I was not overworked, but I certainly felt behind most of the month. I finally got around to sorting through and depositing two weeks’ worth of payments, and felt almost wealthy for the first time since January — for an entire 10 minutes, up until I opened the credit card bill. We have a good system at work: I take credit for and process the payments; Kara gets blamed for all the money we spend. And she spent a lot.
We also spent probably a literal three cumulative hours trying to do something as stupid and frustrating as using our credit card points to get gift cards for employees, most of whom never thanked either of us for the bonus checks they already received in this year of Pandemia.
We’ve actually come to expect the lack of expressed appreciation, since that’s the norm almost every year, and I understand one should never proffer a gift in expectation of thanks in return, but it’s always a tad disappointing, and in the throes of inputting the credit card number 4,000 times and talking to people half a world away who weren’t listening just to give an additional bonus to folks . . . well, it doesn’t feel worth the time or aggravation. Especially when it got us precisely nowhere and the points are still locked despite two different assurances that they are not.
So this is Christmas, in a year where I mostly just feel tired and stressed (but not you, I’ll bet). I spent yesterday afternoon not doing any of the things I’ve promised myself will get done in what amounts to a three-and-a-half-day weekend.
It’s also the last weekend before our routine changes once again: Lynn’s shoulder surgery is scheduled for Wednesday. Since the surgeon doesn’t know whether he will be repairing a rotator cuff or not (definite fix on the biceps tendon and a shave of the bone spur, but the percentage of tear on the cuff itself is at issue), and he also doesn’t know whether he’ll run into “leather or Kleenex” in terms of tissue strength, there’s no good way to predict the outcome or recovery time.
The surgeon’s office put “16 weeks” on the form for Lynn’s work, which just about gave her boss heart failure, but knowing Lynn as we all do, the hard part isn’t going to be making her go back to work, it’s going to be keeping her from going back too early. She isn’t called “Ms. Patience” for nothing.

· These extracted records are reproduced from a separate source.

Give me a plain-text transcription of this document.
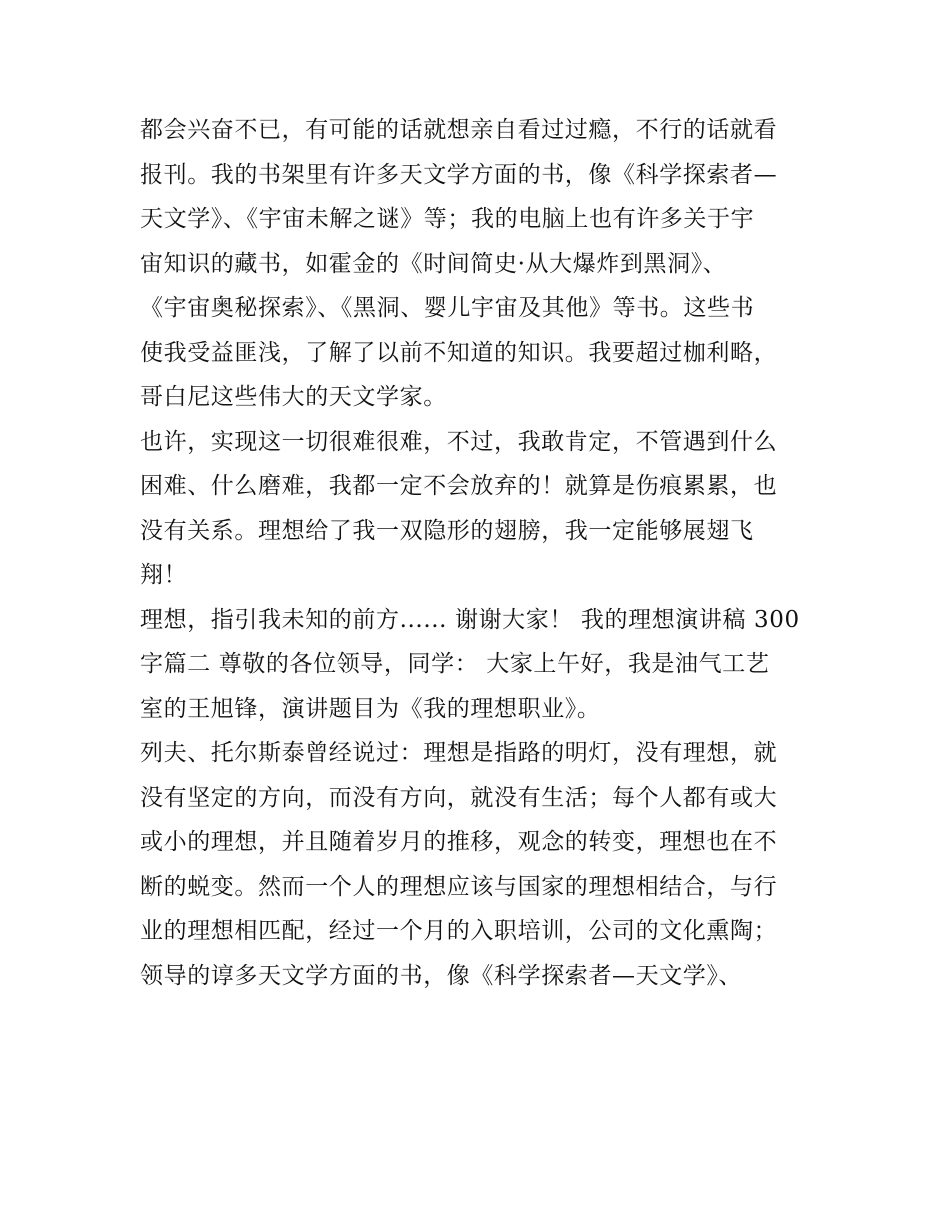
都会兴奋不已，有可能的话就想亲自看过过瘾，不行的话就看
报刊。我的书架里有许多天文学方面的书，像《科学探索者—
天文学》、《宇宙未解之谜》等；我的电脑上也有许多关于宇
宙知识的藏书，如霍金的《时间简史·从大爆炸到黑洞》、
《宇宙奥秘探索》、《黑洞、婴儿宇宙及其他》等书。这些书
使我受益匪浅，了解了以前不知道的知识。我要超过枷利略，
哥白尼这些伟大的天文学家。
也许，实现这一切很难很难，不过，我敢肯定，不管遇到什么
困难、什么磨难，我都一定不会放弃的！就算是伤痕累累，也
没有关系。理想给了我一双隐形的翅膀，我一定能够展翅飞
翔！
理想，指引我未知的前方...... 谢谢大家！ 我的理想演讲稿 300
字篇二 尊敬的各位领导，同学： 大家上午好，我是油气工艺
室的王旭锋，演讲题目为《我的理想职业》。
列夫、托尔斯泰曾经说过：理想是指路的明灯，没有理想，就
没有坚定的方向，而没有方向，就没有生活；每个人都有或大
或小的理想，并且随着岁月的推移，观念的转变，理想也在不
断的蜕变。然而一个人的理想应该与国家的理想相结合，与行
业的理想相匹配，经过一个月的入职培训，公司的文化熏陶；
领导的谆多天文学方面的书，像《科学探索者—天文学》、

And so today I mostly just feel worn out, too worn to summon a false sense of cheer for you readers, no matter how much you were hoping for that. Not that you’re ever going to catch me anywhere near such an event, but I feel like we are all in the final quarter of an ultramarathon. We know we’ve run most of the race, but we’re very tired and there’s probably still an entire regular marathon of miles ahead of us. There’s no point in quitting now, but wouldn’t it be nice to just stop for a minute or two and rest?
So that may be what happens in our house today, which I think is all any of us ought to ask of Christmas this year. A moment of respite in a long and profoundly different year, with a ways yet to go to get to “normal,” which probably will never look exactly like it did before.
My wish to all of you is that you are having a joyful Christmas, but if can’t be that this year I get it (totally get it), and then I hope it can at least serve as a moment of recovery before we all push ourselves to our feet and aim once again for a finish line.
And before I forget, thank you for reading. I don’t mean to take you for granted, although perhaps I do. But I appreciate you taking time from your day to read my ramblings — it means a lot to me.